H6. Rinse the tube under water and let it drip for about 10 seconds to remove excess moisture.
H7. Place a plastic weighing tray on the scale and zero the scale. Place the bag in the plastic and record its weight to the nearest 0.1 g. Do not place the bag directly on the metal weighing pan of the scale and do not drip liquids on the scale because this could damage the scale.
H8. Place the bag in a beaker containing distilled water.
H9. Weigh the bag again after 10, 20, 30 and 40 minutes. Be sure to use a plastic weighing tray and to zero the scale before placing the bag in the tray.
H10. Record your data in the table in the answer sheet.
H11. Plot your results using a computer graphing program such as Create A Graph.
A) Be sure that you put the independent variable on the X axis.
B) A line graph is appropriate for continuous data. A bar graph is more appropriate for data that fall into categories with no intermediate points. In this case, time is continuous. We measured it in five increments but it is possible to have measurements in between the five.
H12. Did the rate of gain appear to be constant? You can answer this question by seeing if the graph is a straight line.
H13. What do you predict would happen to the bag after one day?
I1. Cut two strips of potato about the size of a French fry. They should be no thicker than 0.5 cm.
I2. Put one of the strips in a test tube that contains enough 10% NaCl to cover the potato.
I3. Put the other strip in a test tube that contains enough distilled water to cover the potato.
I4. Remove the strips from the test tubes after about 60 minutes and examine the potatoes. Is one of them limp? Is one firm? Record your observations in the table on the answer sheet.
I5. Explain your observations on the answer sheet. Be sure to mention where the concentration of water molecules is greater (and salt is less) and where the concentration of water molecules is less (salt is greater).
Below: The potato strip on the left was in fresh water and the strip on the right was in NaCl for 60 minutes.
Plasmolysis in Elodea
J1. Prepare a wet mount of Elodea using 10% NaCl instead of water.
J2. Observe the cells under scanning and low power immediately after you prepare the slide.
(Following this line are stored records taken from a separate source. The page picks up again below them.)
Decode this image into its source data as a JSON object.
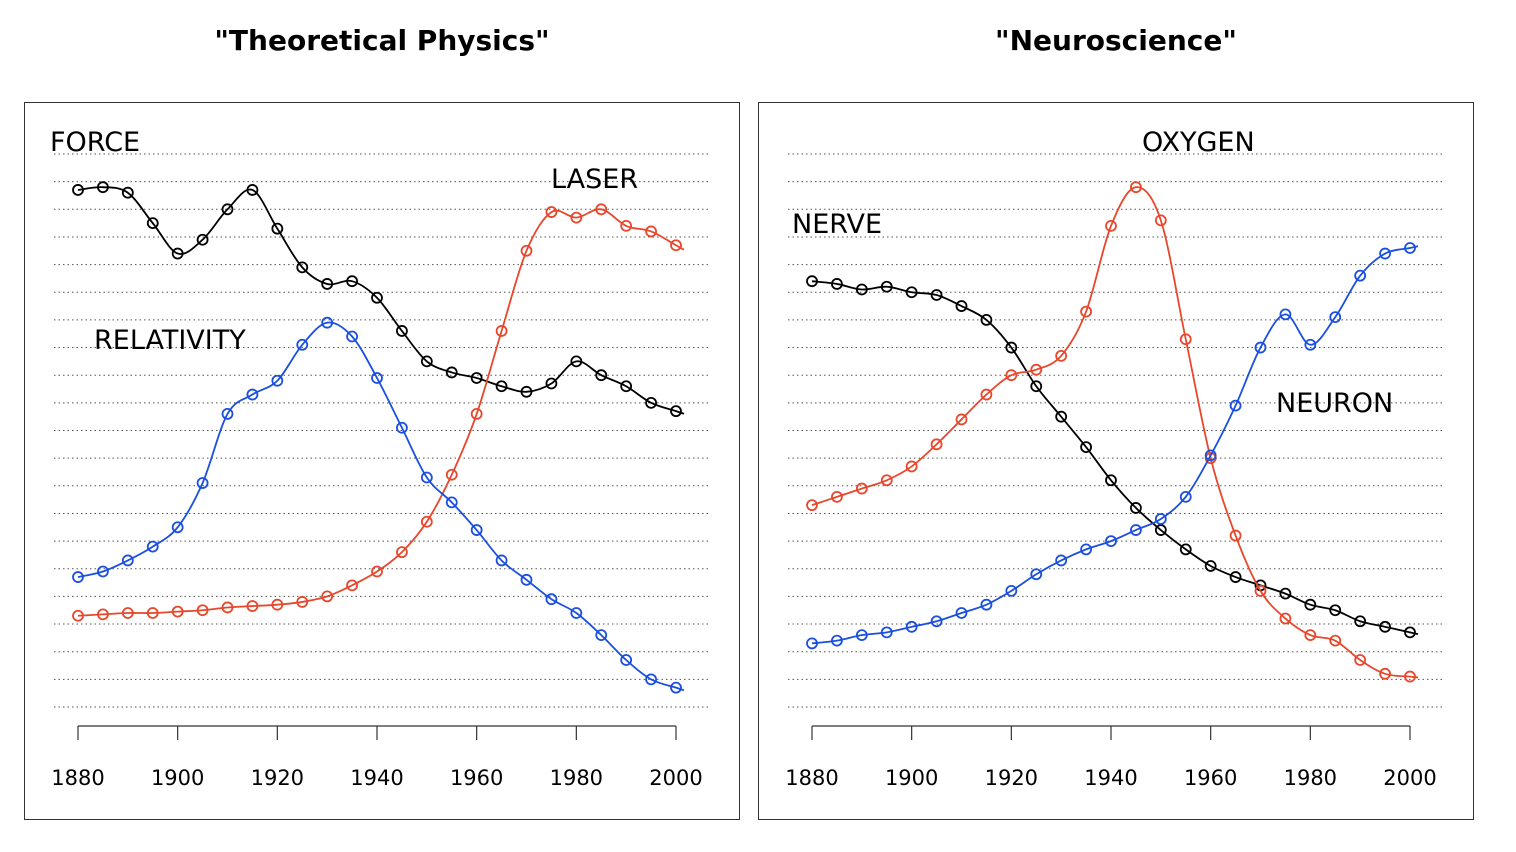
{
  "chart_data": [
    {
      "type": "line",
      "title": "\"Theoretical Physics\"",
      "xlabel": "",
      "ylabel": "",
      "xlim": [
        1880,
        2000
      ],
      "x_ticks": [
        1880,
        1900,
        1920,
        1940,
        1960,
        1980,
        2000
      ],
      "x_tick_labels": [
        "1880",
        "1900",
        "1920",
        "1940",
        "1960",
        "1980",
        "2000"
      ],
      "ylim": [
        0,
        20
      ],
      "grid": "horizontal dotted",
      "markers": "open circles",
      "series": [
        {
          "name": "FORCE",
          "color": "#000000",
          "x": [
            1880,
            1885,
            1890,
            1895,
            1900,
            1905,
            1910,
            1915,
            1920,
            1925,
            1930,
            1935,
            1940,
            1945,
            1950,
            1955,
            1960,
            1965,
            1970,
            1975,
            1980,
            1985,
            1990,
            1995,
            2000
          ],
          "values": [
            18.7,
            18.8,
            18.6,
            17.5,
            16.4,
            16.9,
            18.0,
            18.7,
            17.3,
            15.9,
            15.3,
            15.4,
            14.8,
            13.6,
            12.5,
            12.1,
            11.9,
            11.6,
            11.4,
            11.7,
            12.5,
            12.0,
            11.6,
            11.0,
            10.7
          ]
        },
        {
          "name": "LASER",
          "color": "#e8472c",
          "x": [
            1880,
            1885,
            1890,
            1895,
            1900,
            1905,
            1910,
            1915,
            1920,
            1925,
            1930,
            1935,
            1940,
            1945,
            1950,
            1955,
            1960,
            1965,
            1970,
            1975,
            1980,
            1985,
            1990,
            1995,
            2000
          ],
          "values": [
            3.3,
            3.35,
            3.4,
            3.4,
            3.45,
            3.5,
            3.6,
            3.65,
            3.7,
            3.8,
            4.0,
            4.4,
            4.9,
            5.6,
            6.7,
            8.4,
            10.6,
            13.6,
            16.5,
            17.9,
            17.7,
            18.0,
            17.4,
            17.2,
            16.7
          ]
        },
        {
          "name": "RELATIVITY",
          "color": "#1a4fe0",
          "x": [
            1880,
            1885,
            1890,
            1895,
            1900,
            1905,
            1910,
            1915,
            1920,
            1925,
            1930,
            1935,
            1940,
            1945,
            1950,
            1955,
            1960,
            1965,
            1970,
            1975,
            1980,
            1985,
            1990,
            1995,
            2000
          ],
          "values": [
            4.7,
            4.9,
            5.3,
            5.8,
            6.5,
            8.1,
            10.6,
            11.3,
            11.8,
            13.1,
            13.9,
            13.4,
            11.9,
            10.1,
            8.3,
            7.4,
            6.4,
            5.3,
            4.6,
            3.9,
            3.4,
            2.6,
            1.7,
            1.0,
            0.7
          ]
        }
      ]
    },
    {
      "type": "line",
      "title": "\"Neuroscience\"",
      "xlabel": "",
      "ylabel": "",
      "xlim": [
        1880,
        2000
      ],
      "x_ticks": [
        1880,
        1900,
        1920,
        1940,
        1960,
        1980,
        2000
      ],
      "x_tick_labels": [
        "1880",
        "1900",
        "1920",
        "1940",
        "1960",
        "1980",
        "2000"
      ],
      "ylim": [
        0,
        20
      ],
      "grid": "horizontal dotted",
      "markers": "open circles",
      "series": [
        {
          "name": "NERVE",
          "color": "#000000",
          "x": [
            1880,
            1885,
            1890,
            1895,
            1900,
            1905,
            1910,
            1915,
            1920,
            1925,
            1930,
            1935,
            1940,
            1945,
            1950,
            1955,
            1960,
            1965,
            1970,
            1975,
            1980,
            1985,
            1990,
            1995,
            2000
          ],
          "values": [
            15.4,
            15.3,
            15.1,
            15.2,
            15.0,
            14.9,
            14.5,
            14.0,
            13.0,
            11.6,
            10.5,
            9.4,
            8.2,
            7.2,
            6.4,
            5.7,
            5.1,
            4.7,
            4.4,
            4.1,
            3.7,
            3.5,
            3.1,
            2.9,
            2.7
          ]
        },
        {
          "name": "OXYGEN",
          "color": "#e8472c",
          "x": [
            1880,
            1885,
            1890,
            1895,
            1900,
            1905,
            1910,
            1915,
            1920,
            1925,
            1930,
            1935,
            1940,
            1945,
            1950,
            1955,
            1960,
            1965,
            1970,
            1975,
            1980,
            1985,
            1990,
            1995,
            2000
          ],
          "values": [
            7.3,
            7.6,
            7.9,
            8.2,
            8.7,
            9.5,
            10.4,
            11.3,
            12.0,
            12.2,
            12.7,
            14.3,
            17.4,
            18.8,
            17.6,
            13.3,
            9.0,
            6.2,
            4.2,
            3.2,
            2.6,
            2.4,
            1.7,
            1.2,
            1.1
          ]
        },
        {
          "name": "NEURON",
          "color": "#1a4fe0",
          "x": [
            1880,
            1885,
            1890,
            1895,
            1900,
            1905,
            1910,
            1915,
            1920,
            1925,
            1930,
            1935,
            1940,
            1945,
            1950,
            1955,
            1960,
            1965,
            1970,
            1975,
            1980,
            1985,
            1990,
            1995,
            2000
          ],
          "values": [
            2.3,
            2.4,
            2.6,
            2.7,
            2.9,
            3.1,
            3.4,
            3.7,
            4.2,
            4.8,
            5.3,
            5.7,
            6.0,
            6.4,
            6.8,
            7.6,
            9.1,
            10.9,
            13.0,
            14.2,
            13.1,
            14.1,
            15.6,
            16.4,
            16.6
          ]
        }
      ]
    }
  ]
}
J3. Let the slide sit for 10 minutes and observe the cells again. It may be helpful to use a brighter light to view the cells. As the cell shrinks, the chloroplasts will appear to clump together.
J4. Describe what happened to the cells.
J5. Why did this happen? To help you answer this question, consider where the concentration of water molecules is greatest and where it is least.
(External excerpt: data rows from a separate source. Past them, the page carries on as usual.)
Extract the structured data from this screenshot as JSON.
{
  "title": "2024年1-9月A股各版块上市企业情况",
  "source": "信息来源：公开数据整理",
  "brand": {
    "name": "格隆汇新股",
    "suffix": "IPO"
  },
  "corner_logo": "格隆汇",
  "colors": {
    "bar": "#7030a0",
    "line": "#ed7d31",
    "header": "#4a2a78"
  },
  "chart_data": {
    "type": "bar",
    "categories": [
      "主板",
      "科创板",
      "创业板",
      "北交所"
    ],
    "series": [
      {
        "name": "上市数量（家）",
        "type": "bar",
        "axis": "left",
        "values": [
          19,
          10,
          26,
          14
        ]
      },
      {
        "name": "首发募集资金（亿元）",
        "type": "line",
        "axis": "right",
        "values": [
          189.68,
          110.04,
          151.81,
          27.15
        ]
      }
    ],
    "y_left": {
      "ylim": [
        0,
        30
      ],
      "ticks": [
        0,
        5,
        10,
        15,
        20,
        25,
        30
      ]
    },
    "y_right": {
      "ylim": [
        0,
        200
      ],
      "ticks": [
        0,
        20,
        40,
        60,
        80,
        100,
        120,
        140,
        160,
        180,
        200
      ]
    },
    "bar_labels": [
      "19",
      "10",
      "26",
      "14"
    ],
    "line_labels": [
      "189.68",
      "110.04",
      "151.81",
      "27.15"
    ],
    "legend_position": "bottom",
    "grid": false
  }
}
Below: Elodea cells in 10% NaCl. 400X, 200X. Click on the photographs to view enlargements. Notice that the contents of the cells have shriveled into a ball. The cell wall is rigid and cannot shrink. Click here for further explanation.
K1. Use a toothpick to place a small amount (approx. 1/2 drop) of sheep blood or rabbit blood on each of three slides. Be careful not to use too much blood because there will be too many cells to see anything under the microscope.
K2. Add a drop of 0.9% NaCl to one of the slides, a drop of 10% NaCl to a second slide and a drop of distilled water to the third.
K3. Put a cover slip on each and observe the cells under high power beginning with the 0.9% NaCl slide..
K4. Record your observations and an explanation why they occurred in the table in the answer sheet.
Below: Sheep blood in 0.9% NaCl. Notice that the cells appear to be spherical.
Below: Sheep blood in 10% NaCl. The cells appear to be irregular in shape due to the loss of water. You may need to use the fine focus and focus up and down to see the irregular shape of the cells.